Lo, he comes with clouds descending
Charles Wesley’s hymn about the second coming begins with imagery borrowed from the book of Revelation (7:1). He continues in the second stanza with echoes of the BCP Collect for Advent. An earlier hymn, “Lo he cometh, Countless trumpets,” by John Cennick (1718-1755), prompted Wesley to write this hymn. A Calvinistic Methodist who became a Moravian evangelist, Cennick knew the Wesleys through a mutual acquaintance, and Charles had proofread some of his hymns. The two hymns are similar to such a degree that a later writer, Martin Madan, could use parts of each to create yet a third hymn. The tune Helmsley has been attributed to Thomas Olivers (1725–1799) (by John Wesley) and to Thomas Arne, but it seems likely to have been given its present shape by Martin Madan, perhaps based on a tune by Olivers.
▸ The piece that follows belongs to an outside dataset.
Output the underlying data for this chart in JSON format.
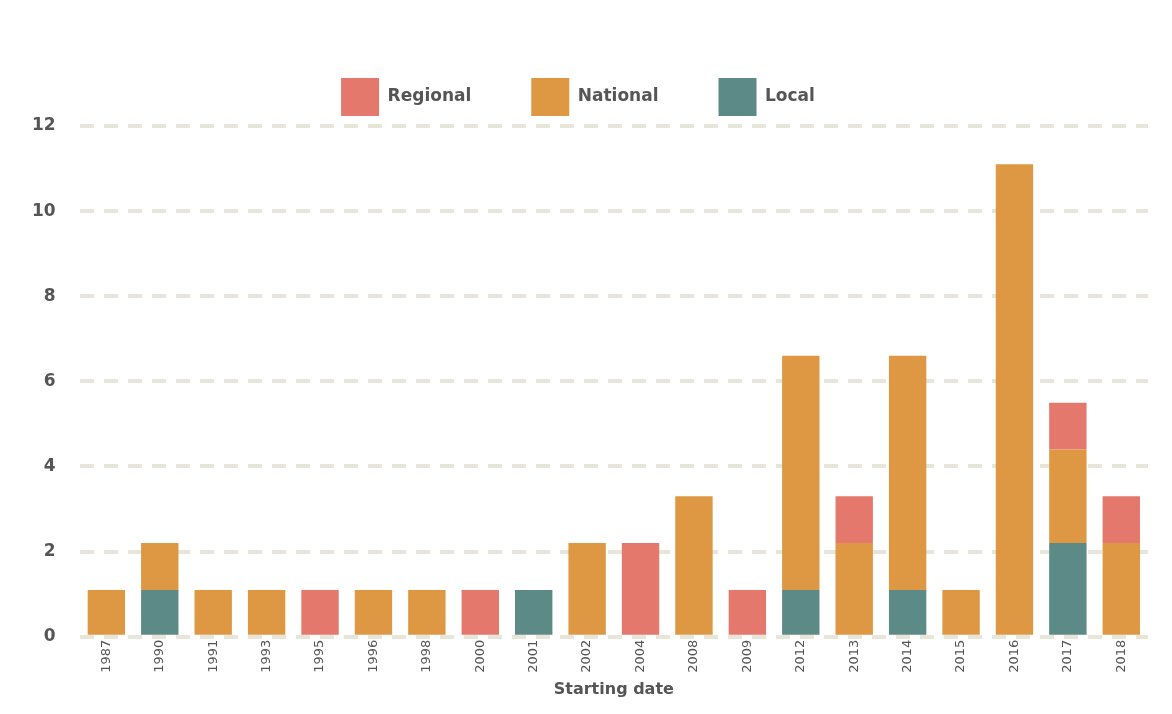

Madan, who was converted by John Wesley, was later ordained and was a noted preacher; he became associated with the Countess of Huntingdon’s Chapels and eventually was appointed Chaplain of the Lock Hospital at Hyde Park Corner, a charity hospital for sufferers of sexually transmitted diseases. An accomplished musician, Madan established an annual performance of a religious oratorio at the Chapel. In 1763 he published A Collection of Psalms and Hymn Tunes Sung at the Chapel of Lock Hospital, containing his cento version of “Lo, he comes,” set to the tune Helmsley.